Head Injuries and HIA: Protecting Players at the 2023 Rugby World Cup and Beyond


The 2023 Rugby World Cup showcased the greatest talent on the biggest stage. 

There was an incredible quarter-final weekend, unless you were Irish, and a riveting final in which having overcome England by a single point in the dying embers of their semi-final, South Africa successfully defended their crown in the face of huge Kiwi pressure. 

Amid exceptional hosting on the part of the French and a series of extraordinary games and individual displays of bravery and skill, the debate over player safety continues to rage. Not least following two divisive refereeing decisions in the final, which saw the All Blacks captain Sam Cane's yellow card for a high tackle upgraded to a red and debate as to whether Bok skipper Siya Kolisi should have suffered the same fate, for his own head high contact with Ardie Savea. 

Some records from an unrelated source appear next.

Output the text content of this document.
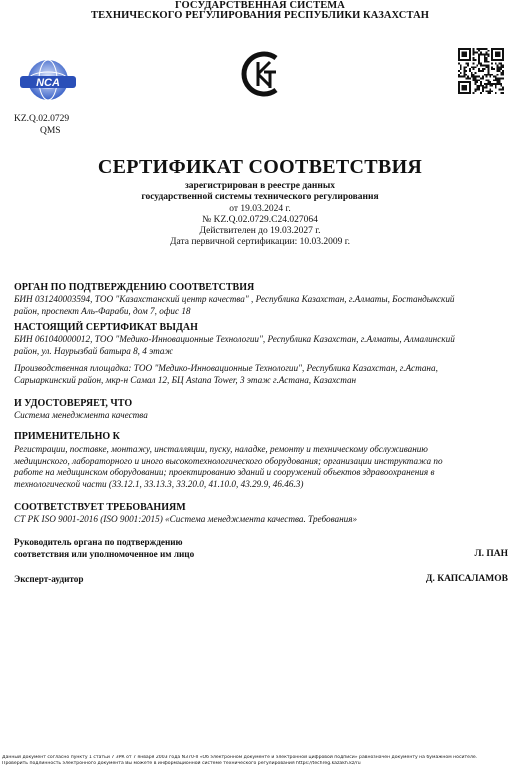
ГОСУДАРСТВЕННАЯ СИСТЕМА
ТЕХНИЧЕСКОГО РЕГУЛИРОВАНИЯ РЕСПУБЛИКИ КАЗАХСТАН
NCA
KZ
KZ.Q.02.0729
QMS
СЕРТИФИКАТ СООТВЕТСТВИЯ
зарегистрирован в реестре данных
государственной системы технического регулирования
от 19.03.2024 г.
№ KZ.Q.02.0729.С24.027064
Действителен до 19.03.2027 г.
Дата первичной сертификации: 10.03.2009 г.
ОРГАН ПО ПОДТВЕРЖДЕНИЮ СООТВЕТСТВИЯ
БИН 031240003594, ТОО "Казахстанский центр качества" , Республика Казахстан, г.Алматы, Бостандыкский
район, проспект Аль-Фараби, дом 7, офис 18
НАСТОЯЩИЙ СЕРТИФИКАТ ВЫДАН
БИН 061040000012, ТОО "Медико-Инновационные Технологии", Республика Казахстан, г.Алматы, Алмалинский
район, ул. Наурызбай батыра 8, 4 этаж
Производственная площадка: ТОО "Медико-Инновационные Технологии", Республика Казахстан, г.Астана,
Сарыаркинский район, мкр-н Самал 12, БЦ Astana Tower, 3 этаж г.Астана, Казахстан
И УДОСТОВЕРЯЕТ, ЧТО
Система менеджмента качества
ПРИМЕНИТЕЛЬНО К
Регистрации, поставке, монтажу, инсталляции, пуску, наладке, ремонту и техническому обслуживанию
медицинского, лабораторного и иного высокотехнологического оборудования; организации инструктажа по
работе на медицинском оборудовании; проектированию зданий и сооружений объектов здравоохранения в
технологической части (33.12.1, 33.13.3, 33.20.0, 41.10.0, 43.29.9, 46.46.3)
СООТВЕТСТВУЕТ ТРЕБОВАНИЯМ
СТ РК ISO 9001-2016 (ISO 9001:2015) «Система менеджмента качества. Требования»
Руководитель органа по подтверждению
соответствия или уполномоченное им лицо	Л. ПАН
Эксперт-аудитор	Д. КАПСАЛАМОВ
Данный документ согласно пункту 1 статьи 7 ЗРК от 7 января 2003 года N370-II «Об электронном документе и электронной цифровой подписи» равнозначен документу на бумажном носителе.
Проверить подлинность электронного документа Вы можете в информационной системе технического регулирования https://techreg.kazakh.kz/ru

This article delves into the Head Injury Assessment (HIA) process deployed by World Rugby using examples from the tournament to illustrate how the system remains potentially flawed. It will not examine the laws of the game but instead focus on the medical rules designed to safeguard player welfare. 

Understanding the HIA Process

The temporary substitution for a head injury was introduced permanently into the laws of elite rugby as long ago as August 2015. This allows for medical professionals, who suspect that a player has suffered a head injury, to temporarily remove that player from the field of play and assess them for potential concussions and associated injuries before either a return to the field or permanent substitution and medical care. 

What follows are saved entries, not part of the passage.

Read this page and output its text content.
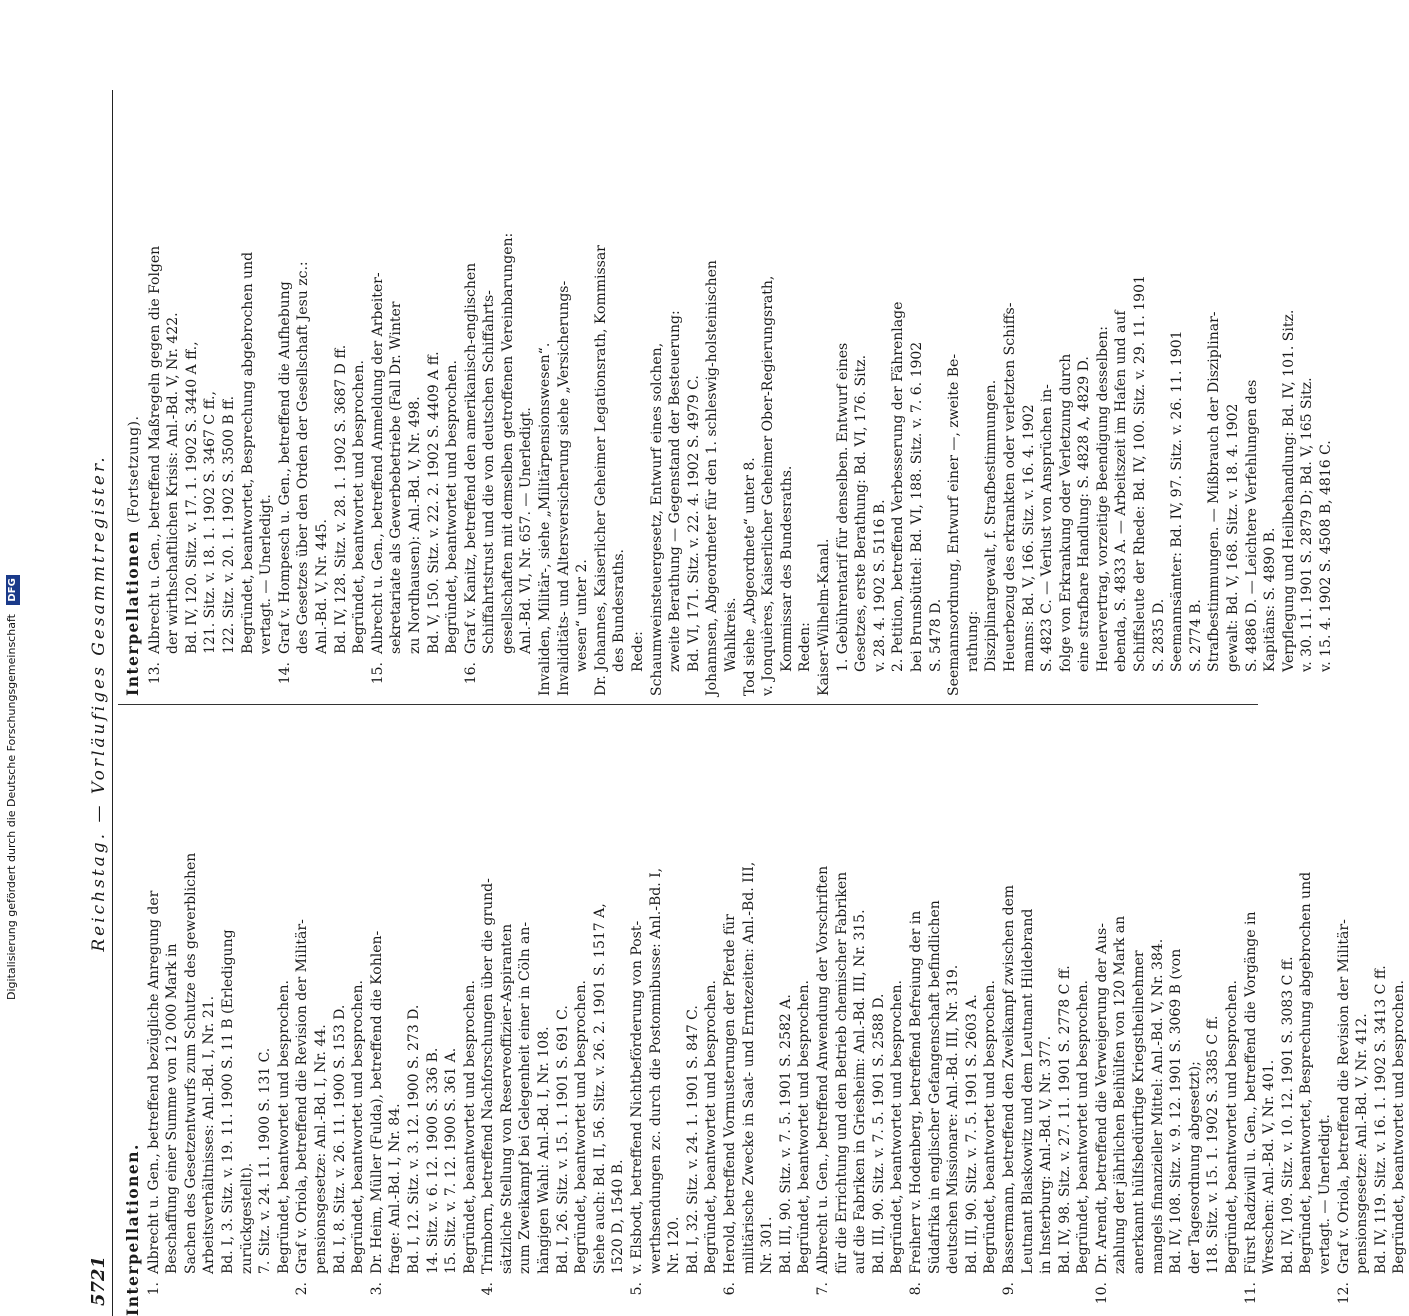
5721
Reichstag. — Vorläufiges Gesammtregister.
Interpellationen. 1.
Albrecht u. Gen., betreffend bezügliche Anregung der Beschaffung einer Summe von 12 000 Mark in Sachen des Gesetzentwurfs zum Schutze des gewerblichen Arbeitsverhältnisses: Anl.-Bd. I, Nr. 21. Bd. I, 3. Sitz. v. 19. 11. 1900 S. 11 B (Erledigung zurückgestellt). 7. Sitz. v. 24. 11. 1900 S. 131 C. Begründet, beantwortet und besprochen.
2.
Graf v. Oriola, betreffend die Revision der Militär- pensionsgesetze: Anl.-Bd. I, Nr. 44. Bd. I, 8. Sitz. v. 26. 11. 1900 S. 153 D. Begründet, beantwortet und besprochen.
3.
Dr. Heim, Müller (Fulda), betreffend die Kohlen- frage: Anl.-Bd. I, Nr. 84. Bd. I, 12. Sitz. v. 3. 12. 1900 S. 273 D. 14. Sitz. v. 6. 12. 1900 S. 336 B. 15. Sitz. v. 7. 12. 1900 S. 361 A. Begründet, beantwortet und besprochen.
4.
Trimborn, betreffend Nachforschungen über die grund- sätzliche Stellung von Reserveoffizier-Aspiranten zum Zweikampf bei Gelegenheit einer in Cöln an- hängigen Wahl: Anl.-Bd. I, Nr. 108. Bd. I, 26. Sitz. v. 15. 1. 1901 S. 691 C. Begründet, beantwortet und besprochen. Siehe auch: Bd. II, 56. Sitz. v. 26. 2. 1901 S. 1517 A, 1520 D, 1540 B.
5.
v. Elsbodt, betreffend Nichtbeförderung von Post- werthsendungen zc. durch die Postomnibusse: Anl.-Bd. I, Nr. 120. Bd. I, 32. Sitz. v. 24. 1. 1901 S. 847 C. Begründet, beantwortet und besprochen.
6.
Herold, betreffend Vormusterungen der Pferde für militärische Zwecke in Saat- und Erntezeiten: Anl.-Bd. III, Nr. 301. Bd. III, 90. Sitz. v. 7. 5. 1901 S. 2582 A. Begründet, beantwortet und besprochen.
7.
Albrecht u. Gen., betreffend Anwendung der Vorschriften für die Errichtung und den Betrieb chemischer Fabriken auf die Fabriken in Griesheim: Anl.-Bd. III, Nr. 315. Bd. III, 90. Sitz. v. 7. 5. 1901 S. 2588 D. Begründet, beantwortet und besprochen.
8.
Freiherr v. Hodenberg, betreffend Befreiung der in Südafrika in englischer Gefangenschaft befindlichen deutschen Missionare: Anl.-Bd. III, Nr. 319. Bd. III, 90. Sitz. v. 7. 5. 1901 S. 2603 A. Begründet, beantwortet und besprochen.
9.
Bassermann, betreffend den Zweikampf zwischen dem Leutnant Blaskowitz und dem Leutnant Hildebrand in Insterburg: Anl.-Bd. V, Nr. 377. Bd. IV, 98. Sitz. v. 27. 11. 1901 S. 2778 C ff. Begründet, beantwortet und besprochen.
10.
Dr. Arendt, betreffend die Verweigerung der Aus- zahlung der jährlichen Beihülfen von 120 Mark an anerkannt hülfsbedürftige Kriegstheilnehmer mangels finanzieller Mittel: Anl.-Bd. V, Nr. 384. Bd. IV, 108. Sitz. v. 9. 12. 1901 S. 3069 B (von der Tagesordnung abgesetzt); 118. Sitz. v. 15. 1. 1902 S. 3385 C ff. Begründet, beantwortet und besprochen.
11.
Fürst Radziwill u. Gen., betreffend die Vorgänge in Wreschen: Anl.-Bd. V, Nr. 401. Bd. IV, 109. Sitz. v. 10. 12. 1901 S. 3083 C ff. Begründet, beantwortet, Besprechung abgebrochen und vertagt. — Unerledigt.
12.
Graf v. Oriola, betreffend die Revision der Militär- pensionsgesetze: Anl.-Bd. V, Nr. 412. Bd. IV, 119. Sitz. v. 16. 1. 1902 S. 3413 C ff. Begründet, beantwortet und besprochen.
Interpellationen (Fortsetzung).
13.
Albrecht u. Gen., betreffend Maßregeln gegen die Folgen der wirthschaftlichen Krisis: Anl.-Bd. V, Nr. 422. Bd. IV, 120. Sitz. v. 17. 1. 1902 S. 3440 A ff., 121. Sitz. v. 18. 1. 1902 S. 3467 C ff., 122. Sitz. v. 20. 1. 1902 S. 3500 B ff. Begründet, beantwortet, Besprechung abgebrochen und vertagt. — Unerledigt.
14.
Graf v. Hompesch u. Gen., betreffend die Aufhebung des Gesetzes über den Orden der Gesellschaft Jesu zc.: Anl.-Bd. V, Nr. 445. Bd. IV, 128. Sitz. v. 28. 1. 1902 S. 3687 D ff. Begründet, beantwortet und besprochen.
15.
Albrecht u. Gen., betreffend Anmeldung der Arbeiter- sekretariate als Gewerbebetriebe (Fall Dr. Winter zu Nordhausen): Anl.-Bd. V, Nr. 498. Bd. V, 150. Sitz. v. 22. 2. 1902 S. 4409 A ff. Begründet, beantwortet und besprochen.
16.
Graf v. Kanitz, betreffend den amerikanisch-englischen Schiffahrtstrust und die von deutschen Schiffahrts- gesellschaften mit demselben getroffenen Vereinbarungen: Anl.-Bd. VI, Nr. 657. — Unerledigt. Invaliden, Militär-, siehe „Militärpensionswesen“. Invaliditäts- und Altersversicherung siehe „Versicherungs- wesen“ unter 2. Dr. Johannes, Kaiserlicher Geheimer Legationsrath, Kommissar des Bundesraths. Rede: Schaumweinsteuergesetz, Entwurf eines solchen, zweite Berathung — Gegenstand der Besteuerung: Bd. VI, 171. Sitz. v. 22. 4. 1902 S. 4979 C. Johannsen, Abgeordneter für den 1. schleswig-holsteinischen Wahlkreis. Tod siehe „Abgeordnete“ unter 8. v. Jonquières, Kaiserlicher Geheimer Ober-Regierungsrath, Kommissar des Bundesraths. Reden: Kaiser-Wilhelm-Kanal. 1. Gebührentarif für denselben. Entwurf eines Gesetzes, erste Berathung: Bd. VI, 176. Sitz. v. 28. 4. 1902 S. 5116 B. 2. Petition, betreffend Verbesserung der Fährenlage bei Brunsbüttel: Bd. VI, 188. Sitz. v. 7. 6. 1902 S. 5478 D. Seemannsordnung, Entwurf einer —, zweite Be- rathung: Disziplinargewalt, f. Strafbestimmungen. Heuerbezug des erkrankten oder verletzten Schiffs- manns: Bd. V, 166. Sitz. v. 16. 4. 1902 S. 4823 C. — Verlust von Ansprüchen in- folge von Erkrankung oder Verletzung durch eine strafbare Handlung: S. 4828 A, 4829 D. Heuervertrag, vorzeitige Beendigung desselben: ebenda, S. 4833 A. — Arbeitszeit im Hafen und auf Schiffsleute der Rhede: Bd. IV, 100. Sitz. v. 29. 11. 1901 S. 2835 D. Seemannsämter: Bd. IV, 97. Sitz. v. 26. 11. 1901 S. 2774 B. Strafbestimmungen. — Mißbrauch der Disziplinar- gewalt: Bd. V, 168. Sitz. v. 18. 4. 1902 S. 4886 D. — Leichtere Verfehlungen des Kapitäns: S. 4890 B. Verpflegung und Heilbehandlung: Bd. IV, 101. Sitz. v. 30. 11. 1901 S. 2879 D; Bd. V, 165 Sitz. v. 15. 4. 1902 S. 4508 B, 4816 C.
Digitalisierung gefördert durch die Deutsche Forschungsgemeinschaft DFG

These temporary substitutions can be made by the team doctors, the independent match day doctor or the referee. However, a member of the opposition’s medical staff is not allowed to request an off-field screen on an opposing player, nor are they allowed to make comments on incidents involving opposition players.

A 12-minute period is enshrined in the laws and is designed to engage a variety of potential assessments. These include; a medical symptoms checklist, a balance assessment that involves both single and double-leg stances and a range of cognitive tests including the immediate memory of a 10-word list and assessing a player's ability to recite numbers backwards. These tests, referred to as HIA1, are adapted and repeated at HIA2, a further examination of the player to be conducted within 3 hours of the completion of the game and then again at HIA3, following two nights of rest and typically around 36-48 hours after the match has concluded. 

These rules create important implications for tournament rugby that go far beyond the critical factor of player safety. They leave the system open to potential abuse and might have a negative impact on the affected player's team and broader sporting integrity. 

Delay in finding out if a player is available for the next fixture

Marcus Smith failed his HIA3 between England's quarter and semi-finals at the World Cup. This meant he was unavailable for the next fixture and England only had five days of preparation before their semi-final without a key player who had started their previous game. Whilst  player welfare is paramount, and this article celebrates the increased and detailed number of checks a player completes before they return to play, this issue might well come to a head at the next World Cup. Indeed, World Rugby CEO, Alan Gilpin, has already announced that the 2027 World Cup in Australia will be played in a condensed six-week tournament window, reduced from the current seven. More games, due to the introduction of four new teams, and less time to play them in, might well result in "grumbling" about last-minute changes to availability or open the system to potential abuse, rather than maintaining the intended focus on player welfare. 

"Resting" players

Crucially, a tactically replaced player, who would normally be ineligible to return to the field of play, can legally replace a player who is undergoing a HIA. This has implications on the calculated deployment of substitutes due to the potential to give players a break under the guise of a HIA,  especially when a team's own doctors can request a HIA without any further approval systems. A team might theoretically focus their replacements on key areas of the pitch in the full knowledge that should a player without an obvious replacement or with no substitutes left require a break or a substitution, this can be accomplished under cover of a HIA. 


The modern game of rugby is straining under the constraints of its original rule book and struggling to keep up to date with the reality of professional players and teams desperate to win. It is to be hoped that the horrors of rugby's "Bloodgate" scandal, where a club player was given a fake blood capsule to facilitate a mandatory blood substitution back in 2009 will never be repeated, but the gaming of the HIA system is a distinct possibility. Whilst teams might begrudge losing key individuals to safety rules a few days before an important knockout game, player welfare must of course trump availability concerns. However, a system that introduces verification of HIA requests from team doctors, whilst potentially difficult to organise, must surely be worth looking at more closely as the game continues to develop.